L’artiste s’appelle Andres Serrano et l’objet du délit, si l’on en croit les agresseurs, est une photographie représentant un crucifix. Le jeune homme aux bras tendus par les clous penche sa tête probablement couronnée d’épines, exsudant une intense lumière ivoirine et jaune. Alors qu’autour de la croix une aura rougeoyante, rubescente, inonde tout le format, parfois parcourue de petites bulles, comme de champagne. Indubitablement, c’est très beau, totalement extatique et mystique… Hélas, il s’agit d’un bocal d'urine. Car l’on s’est penché sur le titre : « Piss Christ ».
Qui est ce photographe ? Andres Serrano, d’origine hondurienne et afro-cubaine, est né en 1950 à New-York. Ses séries photographiques incarnent des problématiques autour du corps, du sexe et de la religion. « The Morgue », par exemple, montre des cadavres, comme des gisants, des cercueils aux contenus exhibés comme venus de la peinture des retables baroques. D’autres exhibent des sexes vieillis, des auto-fellations, des giclées de sperme, des excréments… Le « Piss Christ » voisine avec des Madones et des sculptures grecques elles-mêmes immergées dans ces luminosités orangées qu’il paraît réserver aux figures de la transcendance.
Il y a une réelle cohérence dans ce travail, autour des sécrétions, des liquides et des matières corporels : sang, voire sang menstruel, lait maternel, sperme et merde, par exemple lorsqu’il propose en ce dernier matériau son autoportrait… Tout ce qui nous nourrit, nous fait vivre, nous permet de se reproduire et de jouir, tout ce résultat du cycle vital que nous rejetons, en d’autres termes nos fondamentaux animaux qui, hors, hélas peut-être, le sale de la merde et l’obscène du sperme, ont été sacralisés chacun à leur manière dans les mythes, les religions, les sacrifices, les icônes de l’art et de l’éros, jusque dans la pornographie qui est une anti-sacralisation, ou, si elle se fait art raffiné, extase voisine de celle de Sainte-Thérèse statufiée par Le Bernin.
Que l’on soit choqué par de telles recherches esthétiques, pourquoi pas. Que l’on refuse de les acheter, d’aller les regarder, soit. Mais peut-on impunément détruire une œuvre d’art, même jugée grotesque, infâme ?
Un commando catholique est donc venu dans les locaux de la collection d’art contemporain Yvon Lambert à Avignon ce dimanche 17 avril pour marteler la photographie « Immersion Piss Christ » ainsi qu’un autre cliché, « Sœur Jeanne Myriam ». Deux visiteurs armés d’un marteau et d’une sorte de pic à glace les ont attaqués, brisant les vitres protectrices. Trois gardiens qui tentaient de s’interposer ont été menacés et molestés, avant que les agresseurs parviennent à s’enfuir du musée. La direction a porté plainte, tout en assurant que les œuvres seraient montrées dans cet état désastreux.
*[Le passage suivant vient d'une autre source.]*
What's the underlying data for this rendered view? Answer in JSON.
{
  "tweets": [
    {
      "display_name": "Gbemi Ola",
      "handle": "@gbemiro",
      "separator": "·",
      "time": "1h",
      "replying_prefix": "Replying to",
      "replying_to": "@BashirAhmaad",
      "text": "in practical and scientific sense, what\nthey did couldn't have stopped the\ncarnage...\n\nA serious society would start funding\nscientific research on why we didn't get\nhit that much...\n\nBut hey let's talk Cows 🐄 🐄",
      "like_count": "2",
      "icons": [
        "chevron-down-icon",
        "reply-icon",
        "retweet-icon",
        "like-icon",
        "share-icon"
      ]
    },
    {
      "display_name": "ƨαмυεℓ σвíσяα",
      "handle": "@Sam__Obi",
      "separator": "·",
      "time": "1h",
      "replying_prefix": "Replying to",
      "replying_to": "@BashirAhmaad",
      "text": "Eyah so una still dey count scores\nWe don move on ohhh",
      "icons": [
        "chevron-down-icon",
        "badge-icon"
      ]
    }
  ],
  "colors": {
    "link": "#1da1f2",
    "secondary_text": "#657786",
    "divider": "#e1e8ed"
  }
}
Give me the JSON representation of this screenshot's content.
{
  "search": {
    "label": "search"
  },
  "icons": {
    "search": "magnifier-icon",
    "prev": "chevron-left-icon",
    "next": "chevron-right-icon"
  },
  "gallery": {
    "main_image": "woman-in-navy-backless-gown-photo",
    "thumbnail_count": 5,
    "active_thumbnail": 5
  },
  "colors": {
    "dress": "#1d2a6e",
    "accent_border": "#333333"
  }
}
Selon l’AFP, ces censeursintégristes autoproclamés proviendraient de « l’Institut Civitas », qui se veut sur son site internet « une œuvre de reconquête politique et sociale visant à rechristianiser la France », militant pour « l’instauration de la Royauté sociale du Christ sur les nations et les peuples », et pétitionnant contre le travail d’Andres Serrano. Samedi déjà, une manifestation de « 800 ultra-conservateurs et jeunes intégristes» contraignit le musée à fermer. L’évêque d’Avignon, Monseigneur Cattenoz, qui avait demandé le retrait de la photographie, parla d’un cliché « odieux » qui « bafoue l’image du Christ sur la croix, cœur de notre foi chrétienne ». Rien que ça ! Ceci rappelant la polémique qui avait eu lieu aux Etats-Unis dans les milieux traditionnalistes au moment de sa première monstration, il y a trente-cinq ans…Il y eut bien sûr des cas semblables, comme la « Nona Ora » de Maurizio Cattelan représentant Jean-Paul II écrasé par un rocher, qui suscita l’ire des intégristes chrétiens… Tout cela au motif que ce « Piss Christ » est insultant envers les croyants, envers la foi chrétienne, envers le Christ. Ils se trompent. Plus lourdement que le rocher.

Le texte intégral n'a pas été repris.